Tom Brady, Celtics Players Spent 45 Minutes With Kevin Durant Away From All Agents, Team Representatives
BOSTON (CBS) -- When Tom Brady was seen gallivanting through the Hamptons with Celtics brass and the players for the team's pitch meeting with Kevin Durant, it was unclear just how big of a role an NFL superstar would play in recruiting a player to join Boston's basketball team.
Now a few days later, Celtics president of basketball operations Danny Ainge has revealed that Brady's role was fairly significant.
In a detailed conversation with The Boston Globe's Dan Shaughnessy, Ainge explained exactly how the meeting with Durant went. First, a private plane carrying owners Wyc Grousbeck and Steve Pagliuca as well as Ainge flew from Atlanta to Hanscom Field in Bedford to pick up Brady and Marcus Smart. The flight then went down to the Hamptons, where that group met up with coach Brad Stevens, Isaiah Thomas, Jae Crowder and Kelly Olynyk.
After eating lunch with Brady, the Celtics went to their meeting with Durant. And after talking basketball for a bit, the Celtics' powers-that-be decided to let Durant hear about the team straight from the players -- and Brady.
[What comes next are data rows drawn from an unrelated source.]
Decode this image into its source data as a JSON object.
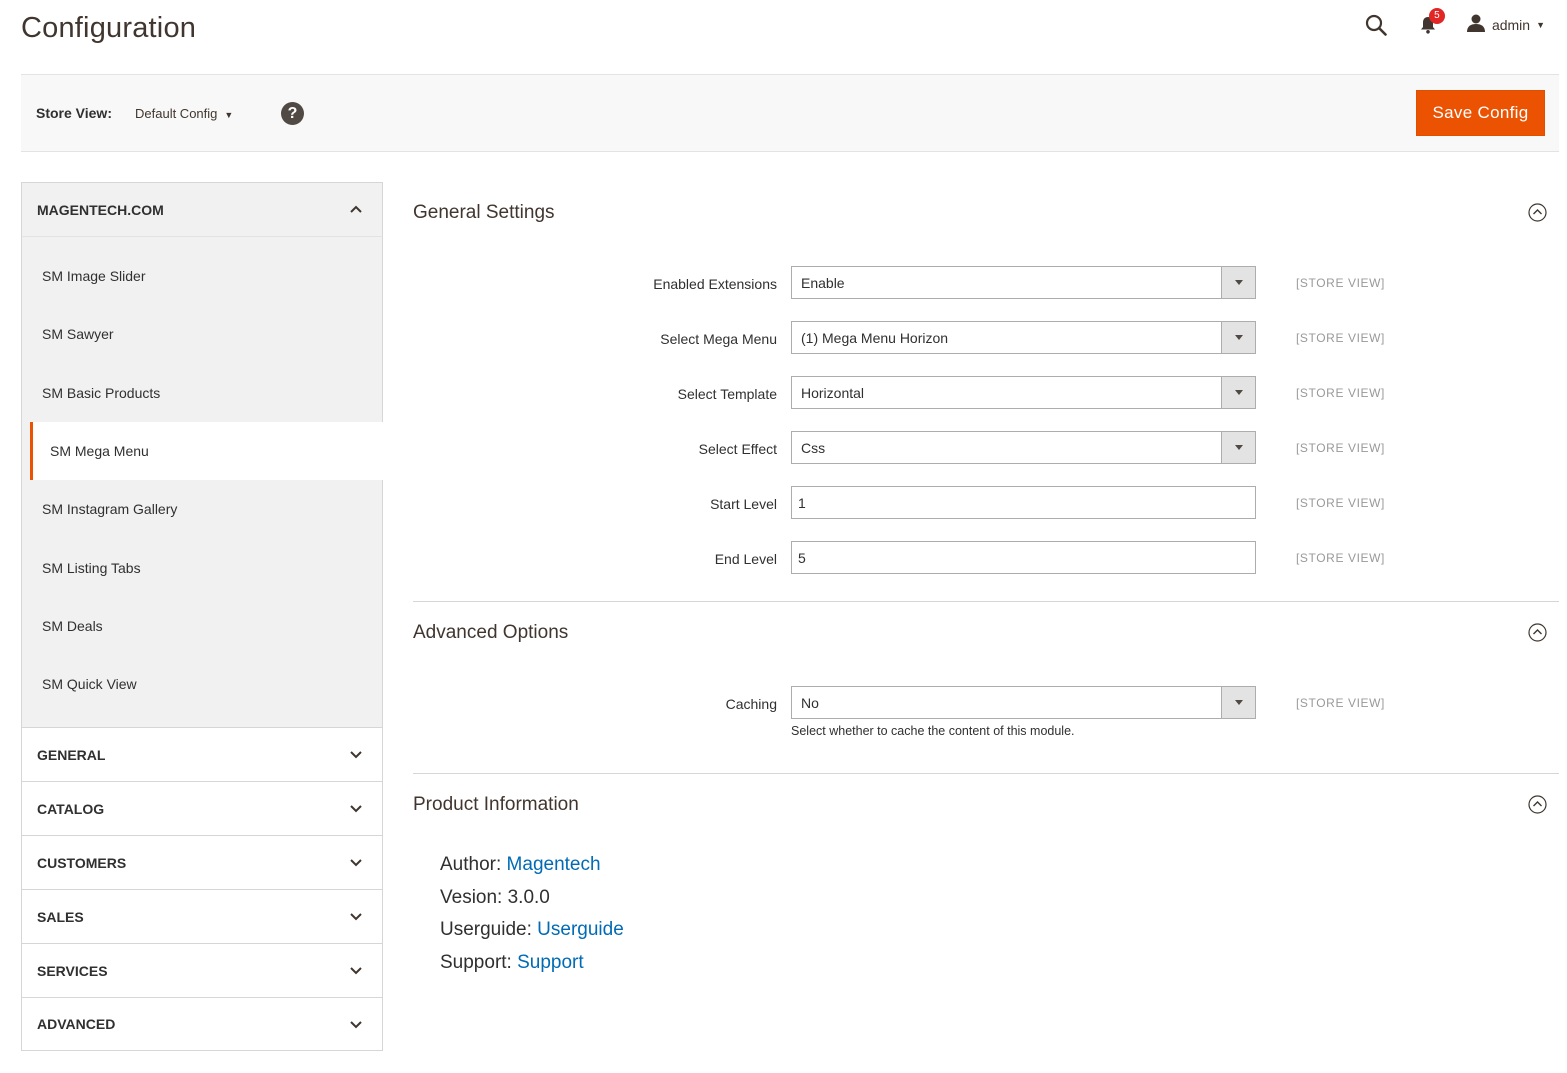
{
  "header": {
    "title": "Configuration",
    "notification_count": "5",
    "user_name": "admin"
  },
  "store_bar": {
    "label": "Store View:",
    "scope_value": "Default Config",
    "help_symbol": "?",
    "save_label": "Save Config"
  },
  "sidebar": {
    "open_tab": {
      "label": "MAGENTECH.COM",
      "items": [
        {
          "label": "SM Image Slider"
        },
        {
          "label": "SM Sawyer"
        },
        {
          "label": "SM Basic Products"
        },
        {
          "label": "SM Mega Menu",
          "active": true
        },
        {
          "label": "SM Instagram Gallery"
        },
        {
          "label": "SM Listing Tabs"
        },
        {
          "label": "SM Deals"
        },
        {
          "label": "SM Quick View"
        }
      ]
    },
    "closed_tabs": [
      {
        "label": "GENERAL"
      },
      {
        "label": "CATALOG"
      },
      {
        "label": "CUSTOMERS"
      },
      {
        "label": "SALES"
      },
      {
        "label": "SERVICES"
      },
      {
        "label": "ADVANCED"
      }
    ]
  },
  "sections": {
    "general": {
      "title": "General Settings",
      "fields": [
        {
          "label": "Enabled Extensions",
          "type": "select",
          "value": "Enable",
          "scope": "[STORE VIEW]"
        },
        {
          "label": "Select Mega Menu",
          "type": "select",
          "value": "(1) Mega Menu Horizon",
          "scope": "[STORE VIEW]"
        },
        {
          "label": "Select Template",
          "type": "select",
          "value": "Horizontal",
          "scope": "[STORE VIEW]"
        },
        {
          "label": "Select Effect",
          "type": "select",
          "value": "Css",
          "scope": "[STORE VIEW]"
        },
        {
          "label": "Start Level",
          "type": "text",
          "value": "1",
          "scope": "[STORE VIEW]"
        },
        {
          "label": "End Level",
          "type": "text",
          "value": "5",
          "scope": "[STORE VIEW]"
        }
      ]
    },
    "advanced": {
      "title": "Advanced Options",
      "caching": {
        "label": "Caching",
        "value": "No",
        "scope": "[STORE VIEW]",
        "note": "Select whether to cache the content of this module."
      }
    },
    "product_info": {
      "title": "Product Information",
      "author_label": "Author:",
      "author_link": "Magentech",
      "version_text": "Vesion: 3.0.0",
      "userguide_label": "Userguide:",
      "userguide_link": "Userguide",
      "support_label": "Support:",
      "support_link": "Support"
    }
  },
  "colors": {
    "accent": "#eb5202",
    "link": "#006bb4",
    "badge": "#e22626"
  }
}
"After we talked for a while, the players all went and talked among themselves. Tom, Kevin, and all of our players. They went off to talk without any of us or any agents or representatives from the team," Ainge told Shaughnessy. "It was just our players and KD and Tom, talking and asking questions. Maybe they had questions about us, maybe they had questions about Brad. I don't have any idea what was discussed among the players. That went on for about 45 minutes while we sat inside just shooting the breeze asking questions to one another in the house."
Certainly, Ainge and Co. put a lot of trust in the players and in Brady by letting them take control of the pitch meeting. And though Durant ultimately didn't choose Boston, Ainge said the Celtics made a great presentation. It was so good, in fact, that it completely flipped the Celtics' minds in terms of their chances of actually enticing the superstar to join Boston.
"I think it went really well, and when we left that meeting we felt we were in legitimate contention to get him," Ainge told Shaughnessy. "We went from not thinking we had a great shot to all of us believing that we did have a chance. We did allow ourselves over the next 48 hours to really believe that there was a good chance that we could get him."
Alas, Durant chose the high-powered Golden State Warriors. And as Ainge told the Boston Herald's Steve Bulpett, "Under any circumstances, we weren't going to be able to produce Steph Curry, Klay Thompson and Draymond Green."